Created by: A. Hellenbrecht , generated 2008/09/16 , last changed: 2008/09/16
Interview with Dr Guido Guidi, (Head of Region Europe Novartis Oncology), 28 June 2007, Heidelberg, Germany
Europe is very important to Novartis – it is number 2 in the market and represents nearly 40% of the total oncology market for Novartis. We currently have more than 15 projects in the pipeline close to development and in the coming years, we will be involved with a lot of institutions in Europe.
Being the company who discovered, developed and introduced Glivec, probably the most important drug in the area of cancer to the market, the area of hematology is of course very important to Novartis Oncology. We have a special commitment for cancer and in particular hematology. Hematology at the moment represents approximately 55% of the total turnover of the company and we have other interesting projects in this area. In particular, we have a new product coming for AML, products for multiple melanoma and we also have other products in the area of lymphoma. So as you can see, hematology is a very important area for us strategically.

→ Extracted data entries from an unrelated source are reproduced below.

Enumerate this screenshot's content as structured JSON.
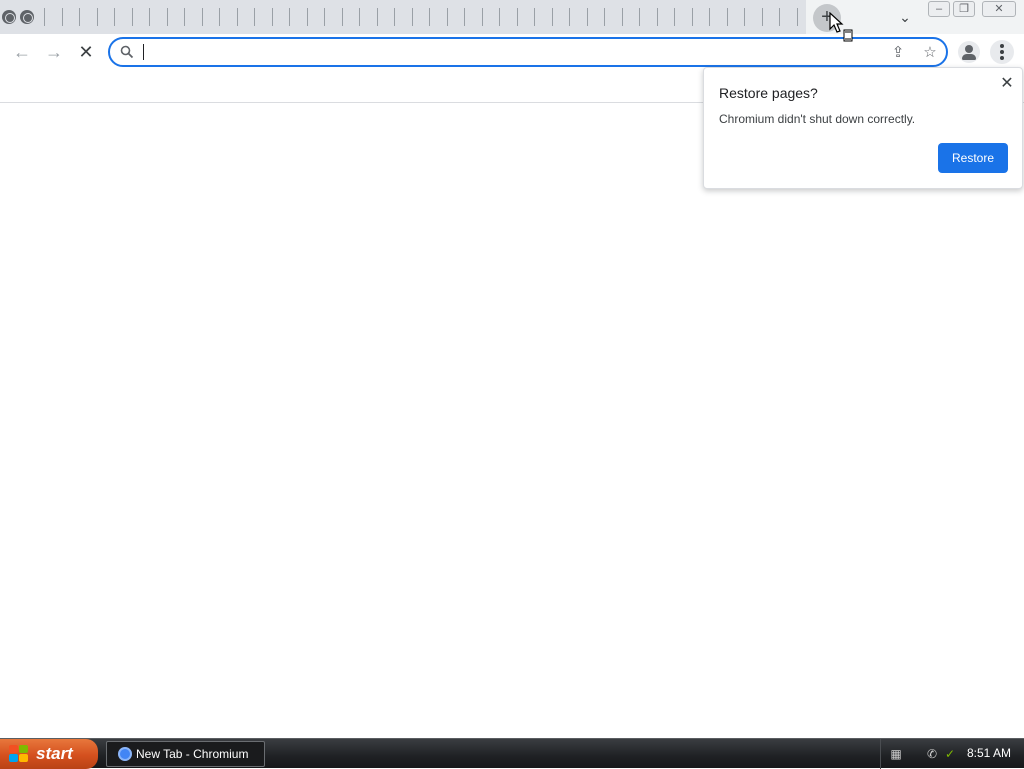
{
  "window": {
    "tab_count_visible": 44,
    "new_tab_symbol": "+",
    "tab_search_symbol": "⌄",
    "minimize_symbol": "–",
    "restore_symbol": "❐",
    "close_symbol": "✕"
  },
  "toolbar": {
    "back_symbol": "←",
    "forward_symbol": "→",
    "stop_symbol": "✕",
    "omnibox_value": "",
    "share_symbol": "⇪",
    "bookmark_symbol": "☆"
  },
  "restore_bubble": {
    "title": "Restore pages?",
    "message": "Chromium didn't shut down correctly.",
    "button_label": "Restore",
    "close_symbol": "✕",
    "button_color": "#1a73e8"
  },
  "taskbar": {
    "start_label": "start",
    "task_label": "New Tab - Chromium",
    "clock": "8:51 AM"
  },
  "colors": {
    "accent": "#1a73e8",
    "taskbar": "#1f2124",
    "start": "#d4501e"
  }
}
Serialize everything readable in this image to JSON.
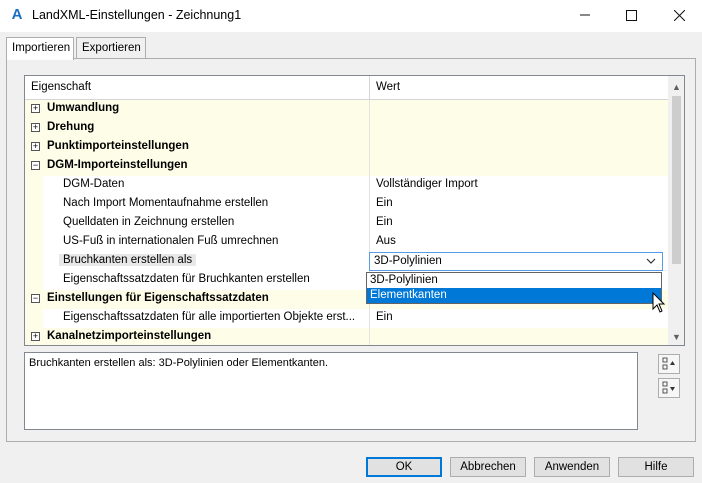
{
  "window": {
    "title": "LandXML-Einstellungen - Zeichnung1",
    "app_icon": "A",
    "minimize_icon": "minimize-icon",
    "maximize_icon": "maximize-icon",
    "close_icon": "close-icon"
  },
  "tabs": [
    {
      "label": "Importieren",
      "active": true
    },
    {
      "label": "Exportieren",
      "active": false
    }
  ],
  "grid": {
    "headers": {
      "property": "Eigenschaft",
      "value": "Wert"
    },
    "rows": [
      {
        "label": "Umwandlung",
        "type": "category",
        "expander": "+",
        "value": ""
      },
      {
        "label": "Drehung",
        "type": "category",
        "expander": "+",
        "value": ""
      },
      {
        "label": "Punktimporteinstellungen",
        "type": "category",
        "expander": "+",
        "value": ""
      },
      {
        "label": "DGM-Importeinstellungen",
        "type": "category",
        "expander": "−",
        "value": ""
      },
      {
        "label": "DGM-Daten",
        "type": "child",
        "value": "Vollständiger Import"
      },
      {
        "label": "Nach Import Momentaufnahme erstellen",
        "type": "child",
        "value": "Ein"
      },
      {
        "label": "Quelldaten in Zeichnung erstellen",
        "type": "child",
        "value": "Ein"
      },
      {
        "label": "US-Fuß in internationalen Fuß umrechnen",
        "type": "child",
        "value": "Aus"
      },
      {
        "label": "Bruchkanten erstellen als",
        "type": "child",
        "value": "3D-Polylinien",
        "editing": true
      },
      {
        "label": "Eigenschaftssatzdaten für Bruchkanten erstellen",
        "type": "child",
        "value": ""
      },
      {
        "label": "Einstellungen für Eigenschaftssatzdaten",
        "type": "category",
        "expander": "−",
        "value": ""
      },
      {
        "label": "Eigenschaftssatzdaten für alle importierten Objekte erst...",
        "type": "child",
        "value": "Ein"
      },
      {
        "label": "Kanalnetzimporteinstellungen",
        "type": "category",
        "expander": "+",
        "value": ""
      }
    ]
  },
  "dropdown": {
    "options": [
      "3D-Polylinien",
      "Elementkanten"
    ],
    "highlighted_index": 1
  },
  "description": "Bruchkanten erstellen als: 3D-Polylinien oder Elementkanten.",
  "buttons": {
    "ok": "OK",
    "cancel": "Abbrechen",
    "apply": "Anwenden",
    "help": "Hilfe"
  },
  "colors": {
    "category_bg": "#fefee8",
    "accent": "#0078d7",
    "app_icon": "#1a6fc4"
  }
}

Glivec represented a great revolution for the treatment of CML. It was possible for the first time to precisely understand the mechanisms underlying cancer and we were able to use Glivec to block the multiplication of cells. However, this was not only important for Glivec so we now have a lot of products that interfere with the multiplication of cells. As I mentioned, we are trying to apply our research to the treatment of AML, which is leukemia that has a more rapid, negative outcome than CML and of course the ability to interfere with the multiplication of cells may have an impact on many other areas.

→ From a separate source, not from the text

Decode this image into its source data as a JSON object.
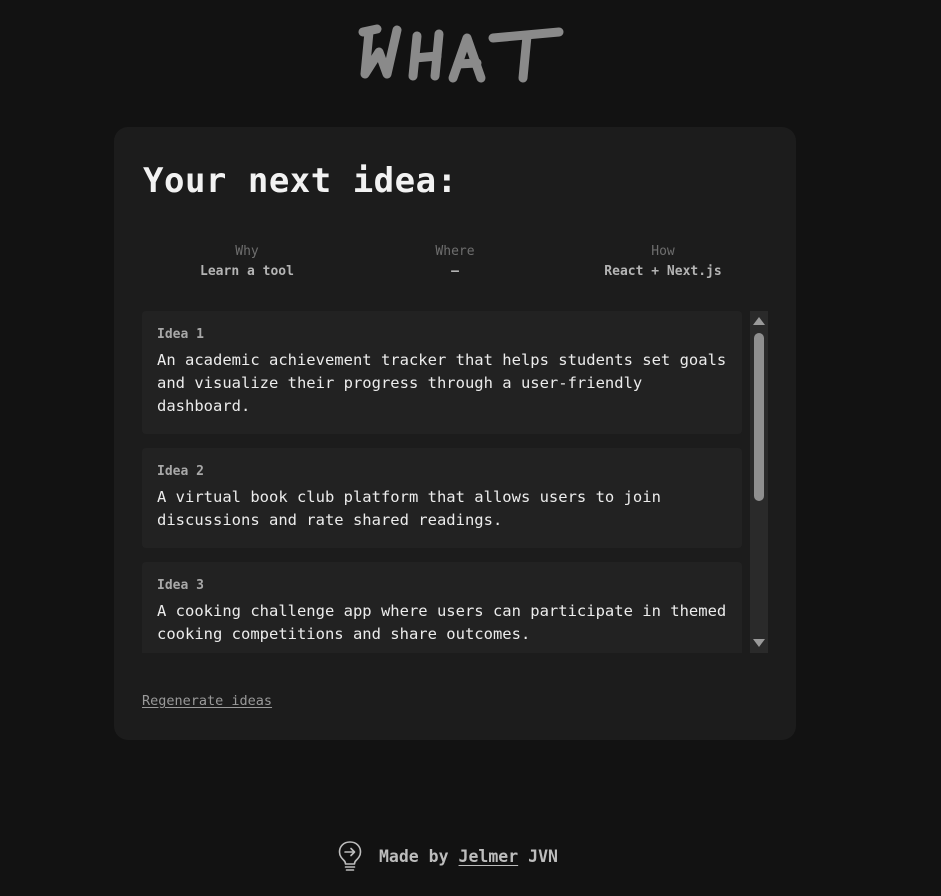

I can at least say that we do see a future. In the past, the disease had a very high mortality rate with, on average, less than 5 years survival. One of the things I can now say is that, thanks to Glivec, patients with CML have a future of many more years, and the mortality of a CML patient now is lower than the mortality of diabetes or cardiovascular diseases. However, this is of course not where we want to stop. We want to try and cure CML, so that when the patient reaches a complete molecular response we are able to look at what we can do to completely cure the patient.
The European Leukemia Network (ELN) is an extraordinary initiative that was developed through the cooperation of more than 130 different centres around Europe. So, in some ways it was quite natural for a European organisation to interface with another European organisation. In addition, I found a lot of synergies; both organisations want to improve the treatment of CML. The European Leukemia Network is a well-established and well-organised network of scientists and clinicians who know each other and who have a history of cooperation. We will continue in this direction and I hope that we will have some good news for patients in the future.

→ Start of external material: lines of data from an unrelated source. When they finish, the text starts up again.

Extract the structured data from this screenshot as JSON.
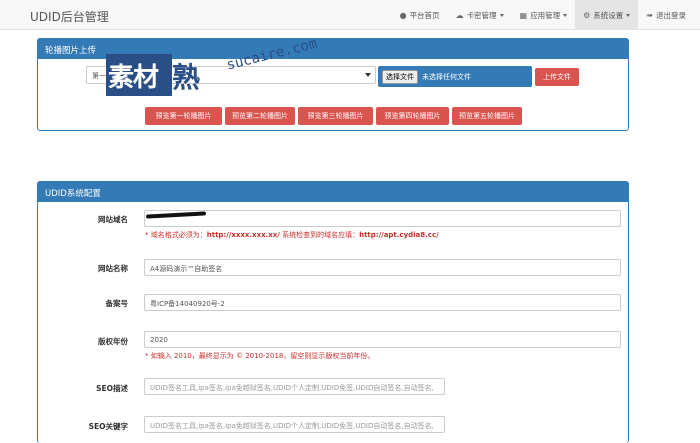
{
  "navbar": {
    "brand": "UDID后台管理",
    "items": [
      {
        "label": "平台首页",
        "icon": "user-icon",
        "dropdown": false
      },
      {
        "label": "卡密管理",
        "icon": "cloud-icon",
        "dropdown": true
      },
      {
        "label": "应用管理",
        "icon": "list-icon",
        "dropdown": true
      },
      {
        "label": "系统设置",
        "icon": "gear-icon",
        "dropdown": true,
        "active": true
      },
      {
        "label": "退出登录",
        "icon": "logout-icon",
        "dropdown": false
      }
    ]
  },
  "banner_panel": {
    "title": "轮播图片上传",
    "select_value": "第一",
    "file_button": "选择文件",
    "file_status": "未选择任何文件",
    "upload_button": "上传文件",
    "preview_buttons": [
      "预览第一轮播图片",
      "预览第二轮播图片",
      "预览第三轮播图片",
      "预览第四轮播图片",
      "预览第五轮播图片"
    ]
  },
  "config_panel": {
    "title": "UDID系统配置",
    "domain": {
      "label": "网站域名",
      "hint_prefix": "* 域名格式必须为：",
      "hint_format": "http://xxxx.xxx.xx/",
      "hint_middle": " 系统检查到的域名应填：",
      "hint_detected": "http://apt.cydia8.cc/"
    },
    "site_name": {
      "label": "网站名称",
      "value": "A4源码演示™自助签名"
    },
    "icp": {
      "label": "备案号",
      "value": "粤ICP备14040920号-2"
    },
    "copyright": {
      "label": "版权年份",
      "value": "2020",
      "hint": "* 如输入 2010，最终显示为 © 2010-2018，留空则显示版权当前年份。"
    },
    "seo_desc": {
      "label": "SEO描述",
      "placeholder": "UDID签名工具,ipa签名,ipa免越狱签名,UDID个人定制,UDID免签,UDID自动签名,自动签名,"
    },
    "seo_keywords": {
      "label": "SEO关键字",
      "placeholder": "UDID签名工具,ipa签名,ipa免越狱签名,UDID个人定制,UDID免签,UDID自动签名,自动签名,"
    }
  },
  "watermark": {
    "logo_text": "素材",
    "logo_text2": "熟",
    "domain": "sucaire.com"
  },
  "colors": {
    "primary": "#337ab7",
    "danger": "#d9534f",
    "hint": "#c9302c"
  }
}
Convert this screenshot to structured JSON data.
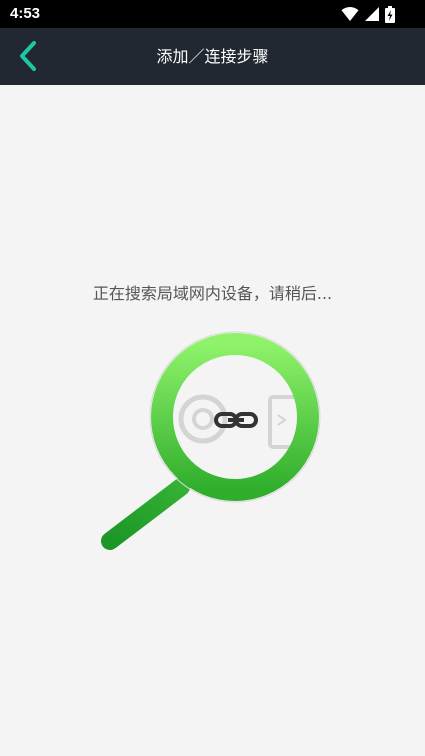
{
  "status_bar": {
    "time": "4:53",
    "icons": [
      "wifi-icon",
      "signal-icon",
      "battery-charging-icon"
    ]
  },
  "app_bar": {
    "back_icon": "chevron-left-icon",
    "title": "添加／连接步骤"
  },
  "main": {
    "searching_text": "正在搜索局域网内设备，请稍后...",
    "illustration_icon": "magnifier-search-icon",
    "center_icon": "link-chain-icon"
  },
  "colors": {
    "status_bar_bg": "#000000",
    "app_bar_bg": "#222831",
    "accent_teal": "#1ec7a4",
    "page_bg": "#f4f4f4",
    "magnifier_green": "#4cc94a",
    "text_gray": "#555555"
  }
}
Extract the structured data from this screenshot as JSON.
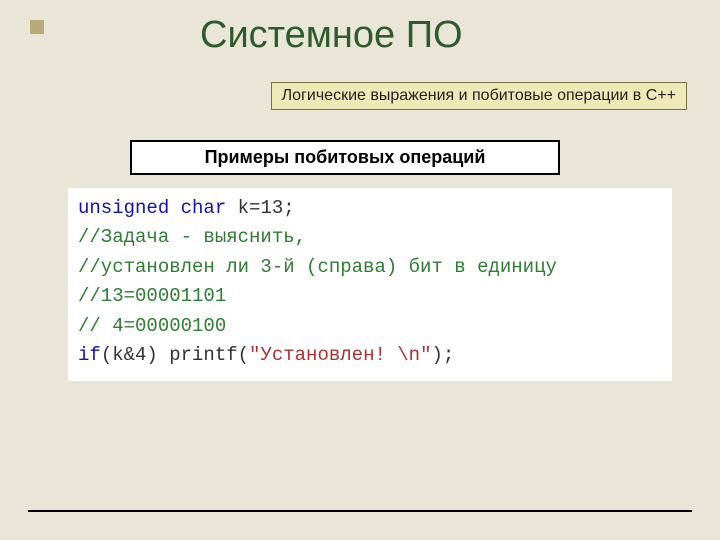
{
  "title": "Системное ПО",
  "subtitle": "Логические выражения и побитовые операции в С++",
  "section_heading": "Примеры побитовых операций",
  "code": {
    "line1_kw1": "unsigned",
    "line1_kw2": "char",
    "line1_rest": " k=13;",
    "cmt2": "//Задача - выяснить,",
    "cmt3": "//установлен ли 3-й (справа) бит в единицу",
    "cmt4": "//13=00001101",
    "cmt5": "// 4=00000100",
    "line6_kw": "if",
    "line6_mid": "(k&4) printf(",
    "line6_str": "\"Установлен! \\n\"",
    "line6_end": ");"
  }
}
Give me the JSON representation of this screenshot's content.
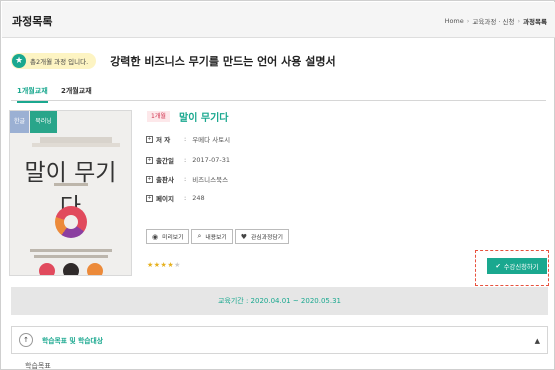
{
  "header": {
    "title": "과정목록",
    "breadcrumb": [
      "Home",
      "교육과정 · 신청",
      "과정목록"
    ]
  },
  "course": {
    "badge_text": "총2개월 과정 입니다.",
    "title": "강력한 비즈니스 무기를 만드는 언어 사용 설명서"
  },
  "tabs": [
    "1개월교재",
    "2개월교재"
  ],
  "book": {
    "tag_kr": "한글",
    "tag_bk": "북러닝",
    "cover_title": "말이 무기다",
    "level": "1개월",
    "title": "말이 무기다",
    "info": [
      {
        "label": "저   자",
        "value": "우메다 사토시"
      },
      {
        "label": "출간일",
        "value": "2017-07-31"
      },
      {
        "label": "출판사",
        "value": "비즈니스북스"
      },
      {
        "label": "페이지",
        "value": "248"
      }
    ],
    "buttons": [
      "미리보기",
      "내용보기",
      "관심과정담기"
    ],
    "rating": 4
  },
  "apply_label": "수강신청하기",
  "period": "교육기간 : 2020.04.01 ~ 2020.05.31",
  "accordion": {
    "label": "학습목표 및 학습대상"
  },
  "next_section_peek": "학습목표"
}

Firstly, I think that the main aim of the initiative is to see whether implementation of the ELN guidelines has an impact on the treatment of patients although we know that some difficulties remain. One of these is the evaluation of response so we are now working with the ELN to standardize the methods being used to assess patient response to CML treatment. In addition, we know that some patients, for whatever reasons, are not taking the right dose of Glivec which has an impact on the outcome of their treatment. Through this cooperation we will put a system in place to monitor the pharmacokinetics of the drug and the impact that this has in order to improve the outcome for the patient.